Posted: Tue Mar 26, 2013 10:52 pm
by Darth.Severus
I'm using some code in a program, to get the links of a website incl. subpages. But it's not working, I often get "ERR: HTTP document empty". I puted a until loop into the code, so that it tries it several times, always after some minutes. My fist thougth was, I'm blocked by the server, but this seems not to be the case. If I open a newlist shell and write (get-url url) I get the site, while I still have the same IP.

Code: Select all

(define (pick-links url)
	(setq page (get-url url))
	(println (1 20 page)) ; testing
	(write-file "page" page); also testing
	(until (not (starts-with page "ERR: HTTP document empty")) 
		(and (sleep 600000) (setq page (get-url url))))
	(setq linklist (join (find-all "<a href=([^>]+)>([^>]*)</a>" page) "<br>\n")) 
        (setq linklist 
		(replace {"} linklist "`")) ;"
	(setq parsedlist
		(parse linklist "\n"))  
	(setq page nil) )

Re: get-url -> ERR: HTTP document empty

Posted: Thu Mar 28, 2013 2:41 pm
by cormullion
It worked on the first 6 sites I tried it on. (I removed the 'write-file' line.) Perhaps it's site-specific...?

Re: get-url -> ERR: HTTP document empty

Posted: Fri Mar 29, 2013 2:31 am
by Darth.Severus
Ahhh, my usual error, thinking complex instead of doing the nearest thing. I always tried it with the same website... -> facepalm.

However, it works now.
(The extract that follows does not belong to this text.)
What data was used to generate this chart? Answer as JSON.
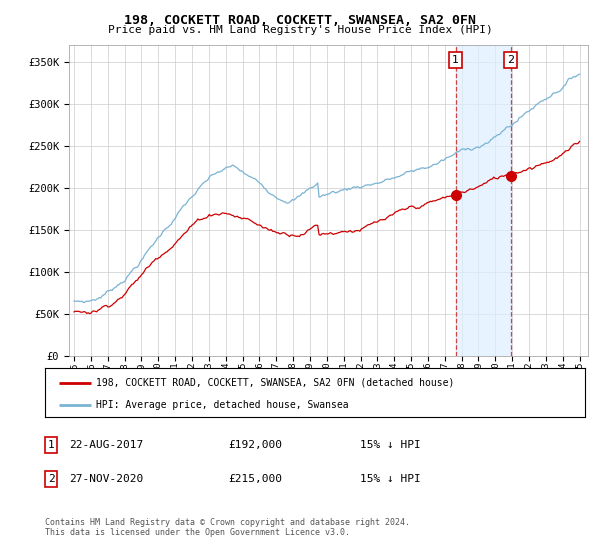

I'm using the dump option of w3m browser to save the sites to my disc before I process them.

Code: Select all

(eval-string (string {(exec "w3m } url { -dump_source -T text/html > temppage.html")}))
I think the problem was a security measure of the website, maybe it blocks non-browsers when they try to get more than two sites.

Thanks, anyway.